Feelings carry valuable information, so if you deny or repress them, you lose that information. One SIYLI participant at Google, learned to listen closely to his feelings and began to grasp the full extent of his dissatisfaction in his current role. In response, he moved into another role at Google shortly after the course and became much happier and more effective at his work.
Self-regulation is not about never having certain emotions. It is about becoming very skillful with them. For example, there is a significant difference between anger and indignation. Anger arises out of powerlessness, while indignation arises out of power. Because of that difference, when you feel angry, you feel out of control, but when you feel indignant, you can retain full control of your mind and emotion. Hence, you can be emotional and fighting for change without ever losing your cool. Indignation is, therefore, a skillful state and a good example of self-regulation at its best.

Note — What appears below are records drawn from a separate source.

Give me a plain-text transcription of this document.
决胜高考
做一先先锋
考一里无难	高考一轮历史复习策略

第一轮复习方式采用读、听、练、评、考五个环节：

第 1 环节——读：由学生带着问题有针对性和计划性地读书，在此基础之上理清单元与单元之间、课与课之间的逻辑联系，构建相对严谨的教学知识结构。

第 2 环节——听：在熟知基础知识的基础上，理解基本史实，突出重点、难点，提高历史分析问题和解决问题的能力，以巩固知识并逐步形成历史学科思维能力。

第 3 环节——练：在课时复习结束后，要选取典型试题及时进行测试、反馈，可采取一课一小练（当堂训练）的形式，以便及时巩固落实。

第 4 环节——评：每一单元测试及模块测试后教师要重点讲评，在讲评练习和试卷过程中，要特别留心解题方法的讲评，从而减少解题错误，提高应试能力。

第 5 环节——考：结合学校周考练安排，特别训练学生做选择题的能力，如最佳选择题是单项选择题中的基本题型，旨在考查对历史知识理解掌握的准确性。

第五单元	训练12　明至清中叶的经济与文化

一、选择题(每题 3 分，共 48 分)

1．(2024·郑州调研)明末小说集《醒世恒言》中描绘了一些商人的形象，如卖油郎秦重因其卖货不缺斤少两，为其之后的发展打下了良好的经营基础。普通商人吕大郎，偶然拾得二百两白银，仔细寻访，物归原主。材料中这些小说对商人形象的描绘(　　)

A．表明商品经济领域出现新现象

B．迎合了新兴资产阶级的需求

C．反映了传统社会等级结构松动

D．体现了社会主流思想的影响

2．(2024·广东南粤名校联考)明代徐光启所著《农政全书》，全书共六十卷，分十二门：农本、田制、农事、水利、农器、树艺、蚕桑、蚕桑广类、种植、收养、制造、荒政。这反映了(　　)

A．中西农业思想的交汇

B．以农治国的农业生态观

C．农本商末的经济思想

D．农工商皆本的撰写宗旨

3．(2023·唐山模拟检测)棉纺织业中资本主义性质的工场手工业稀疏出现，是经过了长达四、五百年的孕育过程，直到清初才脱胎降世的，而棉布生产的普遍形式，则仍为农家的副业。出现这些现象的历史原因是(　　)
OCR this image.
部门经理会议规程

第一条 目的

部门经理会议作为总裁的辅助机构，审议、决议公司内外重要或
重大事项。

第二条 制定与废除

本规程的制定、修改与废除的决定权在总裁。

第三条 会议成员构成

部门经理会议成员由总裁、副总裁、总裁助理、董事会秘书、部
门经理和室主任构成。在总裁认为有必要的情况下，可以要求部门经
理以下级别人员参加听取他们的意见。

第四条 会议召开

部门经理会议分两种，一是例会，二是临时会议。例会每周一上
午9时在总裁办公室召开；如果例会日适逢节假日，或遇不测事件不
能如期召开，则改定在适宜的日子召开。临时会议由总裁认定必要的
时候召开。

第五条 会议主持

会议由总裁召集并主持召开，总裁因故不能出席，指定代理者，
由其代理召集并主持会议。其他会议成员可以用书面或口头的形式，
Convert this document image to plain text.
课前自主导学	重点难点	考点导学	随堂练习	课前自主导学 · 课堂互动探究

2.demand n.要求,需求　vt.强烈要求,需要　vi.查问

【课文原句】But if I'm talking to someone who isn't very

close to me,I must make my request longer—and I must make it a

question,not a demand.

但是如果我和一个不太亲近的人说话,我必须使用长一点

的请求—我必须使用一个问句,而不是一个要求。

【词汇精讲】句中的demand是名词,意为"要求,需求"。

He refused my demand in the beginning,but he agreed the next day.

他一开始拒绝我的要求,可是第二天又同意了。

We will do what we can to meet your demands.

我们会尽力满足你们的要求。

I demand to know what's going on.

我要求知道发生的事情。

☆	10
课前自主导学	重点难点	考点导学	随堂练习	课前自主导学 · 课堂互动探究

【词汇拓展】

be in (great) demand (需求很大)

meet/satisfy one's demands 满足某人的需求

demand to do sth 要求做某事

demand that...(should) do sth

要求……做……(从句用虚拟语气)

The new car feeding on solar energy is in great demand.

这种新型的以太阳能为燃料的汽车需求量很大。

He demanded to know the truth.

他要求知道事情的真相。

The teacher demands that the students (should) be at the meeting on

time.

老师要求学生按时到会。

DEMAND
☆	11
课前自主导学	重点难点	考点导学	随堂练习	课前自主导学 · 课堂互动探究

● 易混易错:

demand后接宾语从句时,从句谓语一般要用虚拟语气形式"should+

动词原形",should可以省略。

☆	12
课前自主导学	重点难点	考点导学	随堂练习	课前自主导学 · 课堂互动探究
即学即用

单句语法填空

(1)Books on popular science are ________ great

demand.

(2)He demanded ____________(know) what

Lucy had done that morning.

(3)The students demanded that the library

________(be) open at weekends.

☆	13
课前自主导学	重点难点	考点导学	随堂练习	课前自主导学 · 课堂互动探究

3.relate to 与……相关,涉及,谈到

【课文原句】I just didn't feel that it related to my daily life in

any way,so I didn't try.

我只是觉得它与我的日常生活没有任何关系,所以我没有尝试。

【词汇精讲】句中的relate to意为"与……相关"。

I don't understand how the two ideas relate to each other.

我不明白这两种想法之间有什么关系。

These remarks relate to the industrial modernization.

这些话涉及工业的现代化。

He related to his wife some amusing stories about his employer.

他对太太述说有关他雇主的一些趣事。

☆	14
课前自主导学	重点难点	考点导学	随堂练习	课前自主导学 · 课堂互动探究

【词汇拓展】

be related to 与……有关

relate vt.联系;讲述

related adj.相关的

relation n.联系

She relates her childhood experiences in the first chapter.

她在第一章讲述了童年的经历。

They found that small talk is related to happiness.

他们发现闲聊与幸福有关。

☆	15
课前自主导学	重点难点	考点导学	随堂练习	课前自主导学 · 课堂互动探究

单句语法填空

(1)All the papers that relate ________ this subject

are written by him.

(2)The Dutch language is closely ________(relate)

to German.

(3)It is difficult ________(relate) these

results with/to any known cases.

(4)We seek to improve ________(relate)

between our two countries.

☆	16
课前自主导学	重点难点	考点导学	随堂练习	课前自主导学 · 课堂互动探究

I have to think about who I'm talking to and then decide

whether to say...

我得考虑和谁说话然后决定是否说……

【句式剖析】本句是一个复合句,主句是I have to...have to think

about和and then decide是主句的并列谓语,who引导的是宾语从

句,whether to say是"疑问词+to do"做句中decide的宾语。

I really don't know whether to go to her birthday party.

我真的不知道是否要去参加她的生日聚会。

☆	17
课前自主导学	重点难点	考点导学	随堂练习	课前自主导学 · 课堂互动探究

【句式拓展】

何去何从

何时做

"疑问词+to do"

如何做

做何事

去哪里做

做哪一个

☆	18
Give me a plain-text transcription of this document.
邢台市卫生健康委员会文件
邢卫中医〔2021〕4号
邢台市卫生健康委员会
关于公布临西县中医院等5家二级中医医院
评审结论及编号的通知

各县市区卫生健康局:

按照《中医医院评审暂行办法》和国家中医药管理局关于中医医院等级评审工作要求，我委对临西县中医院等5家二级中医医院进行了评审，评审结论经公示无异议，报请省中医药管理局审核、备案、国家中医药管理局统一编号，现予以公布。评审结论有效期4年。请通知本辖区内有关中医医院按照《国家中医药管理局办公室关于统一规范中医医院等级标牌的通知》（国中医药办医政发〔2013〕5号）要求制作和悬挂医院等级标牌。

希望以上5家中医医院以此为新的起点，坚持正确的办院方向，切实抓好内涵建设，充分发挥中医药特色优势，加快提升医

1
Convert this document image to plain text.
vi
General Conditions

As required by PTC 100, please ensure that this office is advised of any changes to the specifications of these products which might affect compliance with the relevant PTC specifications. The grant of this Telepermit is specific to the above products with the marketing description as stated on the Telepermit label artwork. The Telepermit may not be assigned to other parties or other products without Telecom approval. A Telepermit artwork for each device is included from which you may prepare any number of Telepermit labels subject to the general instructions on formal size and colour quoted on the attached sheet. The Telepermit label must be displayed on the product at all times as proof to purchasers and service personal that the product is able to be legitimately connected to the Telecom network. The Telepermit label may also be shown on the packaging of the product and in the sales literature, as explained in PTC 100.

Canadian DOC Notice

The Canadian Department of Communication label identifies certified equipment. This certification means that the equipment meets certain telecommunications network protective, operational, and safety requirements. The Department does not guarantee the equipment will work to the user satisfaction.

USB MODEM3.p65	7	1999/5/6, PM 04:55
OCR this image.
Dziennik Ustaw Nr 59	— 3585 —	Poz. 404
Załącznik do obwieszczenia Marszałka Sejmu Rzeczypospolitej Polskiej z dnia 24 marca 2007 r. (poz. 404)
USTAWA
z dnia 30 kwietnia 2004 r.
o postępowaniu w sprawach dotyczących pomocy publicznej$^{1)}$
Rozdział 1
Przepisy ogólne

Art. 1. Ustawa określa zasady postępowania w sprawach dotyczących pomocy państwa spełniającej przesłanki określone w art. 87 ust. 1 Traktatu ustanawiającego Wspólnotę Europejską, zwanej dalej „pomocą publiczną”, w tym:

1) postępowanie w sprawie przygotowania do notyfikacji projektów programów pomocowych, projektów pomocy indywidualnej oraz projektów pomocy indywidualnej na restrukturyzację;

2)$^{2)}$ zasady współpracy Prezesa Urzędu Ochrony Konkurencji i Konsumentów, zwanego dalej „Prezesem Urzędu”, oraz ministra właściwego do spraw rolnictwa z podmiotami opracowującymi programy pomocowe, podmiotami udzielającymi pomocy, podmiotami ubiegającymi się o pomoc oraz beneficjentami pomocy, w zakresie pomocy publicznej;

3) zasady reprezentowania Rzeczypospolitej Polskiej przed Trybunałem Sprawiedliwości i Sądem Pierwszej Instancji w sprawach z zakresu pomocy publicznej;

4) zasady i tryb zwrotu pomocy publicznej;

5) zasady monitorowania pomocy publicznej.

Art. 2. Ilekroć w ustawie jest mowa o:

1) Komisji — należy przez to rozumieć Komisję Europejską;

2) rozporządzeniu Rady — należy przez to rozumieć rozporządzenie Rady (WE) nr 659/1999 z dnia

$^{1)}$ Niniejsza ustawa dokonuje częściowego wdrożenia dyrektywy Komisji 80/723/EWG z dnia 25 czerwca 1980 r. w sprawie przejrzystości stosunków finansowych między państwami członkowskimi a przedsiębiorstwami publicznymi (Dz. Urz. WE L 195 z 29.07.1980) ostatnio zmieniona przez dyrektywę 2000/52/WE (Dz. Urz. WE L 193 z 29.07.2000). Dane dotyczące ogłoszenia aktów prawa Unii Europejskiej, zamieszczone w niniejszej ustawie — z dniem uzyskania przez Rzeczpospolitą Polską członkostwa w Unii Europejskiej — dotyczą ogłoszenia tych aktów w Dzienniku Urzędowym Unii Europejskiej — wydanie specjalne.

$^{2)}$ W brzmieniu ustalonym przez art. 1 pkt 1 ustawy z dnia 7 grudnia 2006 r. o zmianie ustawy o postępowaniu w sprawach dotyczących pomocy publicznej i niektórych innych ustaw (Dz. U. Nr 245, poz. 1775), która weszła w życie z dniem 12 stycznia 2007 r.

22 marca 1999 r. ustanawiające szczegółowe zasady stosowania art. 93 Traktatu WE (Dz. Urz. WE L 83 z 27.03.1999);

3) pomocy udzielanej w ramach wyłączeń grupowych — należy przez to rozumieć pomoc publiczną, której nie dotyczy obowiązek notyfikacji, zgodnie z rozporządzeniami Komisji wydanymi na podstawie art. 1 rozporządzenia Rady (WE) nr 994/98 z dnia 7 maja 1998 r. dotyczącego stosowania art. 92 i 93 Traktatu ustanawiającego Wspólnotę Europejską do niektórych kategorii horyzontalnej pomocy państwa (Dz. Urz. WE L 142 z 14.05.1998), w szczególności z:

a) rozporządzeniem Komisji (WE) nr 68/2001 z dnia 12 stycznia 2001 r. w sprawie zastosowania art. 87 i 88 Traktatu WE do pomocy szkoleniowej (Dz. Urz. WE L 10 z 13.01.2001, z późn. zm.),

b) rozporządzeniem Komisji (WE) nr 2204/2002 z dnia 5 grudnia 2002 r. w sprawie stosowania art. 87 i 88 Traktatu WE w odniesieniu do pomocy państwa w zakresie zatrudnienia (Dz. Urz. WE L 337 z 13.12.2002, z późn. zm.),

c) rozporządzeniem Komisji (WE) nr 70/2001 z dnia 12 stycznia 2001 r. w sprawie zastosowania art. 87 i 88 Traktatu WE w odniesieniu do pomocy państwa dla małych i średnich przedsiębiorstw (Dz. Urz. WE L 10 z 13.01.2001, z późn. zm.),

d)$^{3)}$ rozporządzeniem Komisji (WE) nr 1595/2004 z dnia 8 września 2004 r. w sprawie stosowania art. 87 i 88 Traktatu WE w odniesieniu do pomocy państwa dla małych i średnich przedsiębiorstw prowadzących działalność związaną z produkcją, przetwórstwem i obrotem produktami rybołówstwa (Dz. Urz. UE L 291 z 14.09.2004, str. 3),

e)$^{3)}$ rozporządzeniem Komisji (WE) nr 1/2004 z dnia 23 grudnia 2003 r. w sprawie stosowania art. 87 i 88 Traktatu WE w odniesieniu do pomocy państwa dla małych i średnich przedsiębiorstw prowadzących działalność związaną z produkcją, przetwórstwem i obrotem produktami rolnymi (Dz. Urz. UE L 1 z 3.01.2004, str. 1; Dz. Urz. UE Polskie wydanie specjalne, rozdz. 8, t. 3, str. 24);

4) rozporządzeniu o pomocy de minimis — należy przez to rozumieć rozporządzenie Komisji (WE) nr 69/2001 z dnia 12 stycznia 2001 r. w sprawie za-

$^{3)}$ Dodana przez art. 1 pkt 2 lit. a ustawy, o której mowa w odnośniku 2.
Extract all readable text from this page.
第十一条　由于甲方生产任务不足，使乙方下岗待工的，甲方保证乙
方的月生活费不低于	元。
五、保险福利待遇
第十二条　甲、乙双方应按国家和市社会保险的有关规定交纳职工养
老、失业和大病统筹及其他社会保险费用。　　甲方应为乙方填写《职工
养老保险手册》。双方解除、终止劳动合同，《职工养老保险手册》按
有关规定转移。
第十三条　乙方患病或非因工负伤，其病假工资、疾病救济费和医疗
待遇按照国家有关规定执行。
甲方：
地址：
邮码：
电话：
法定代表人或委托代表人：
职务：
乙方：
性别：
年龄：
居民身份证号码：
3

Imagine the next time you are working in a group that doesn’t see eye-to-eye on a project’s goals. Instead of yelling your point of view, what if you took the time to channel your anger into indignation. Then you could argue passionately and persuasively. It’s much easier to influence others with a reasoned and compassionate argument in lieu of yelling (it’s also easier on the vocal chords).
So the next time you need to make your points heard in a business meeting or at home, take a moment to really think about what you want to say. Examine why it’s important to you and really focus on how you can most effectively communicate it.
Always remember you can win more arguments with mindful minutes than minced words.
In a business meeting or conference call, don’t respond immediately when you’d like to make a point. Take a moment to examine what you’re feeling and whether or not your emotions are productive. If they are, find a way to use them to compassionately further your cause. If they aren’t, take a moment to acknowledge them and try to move forward.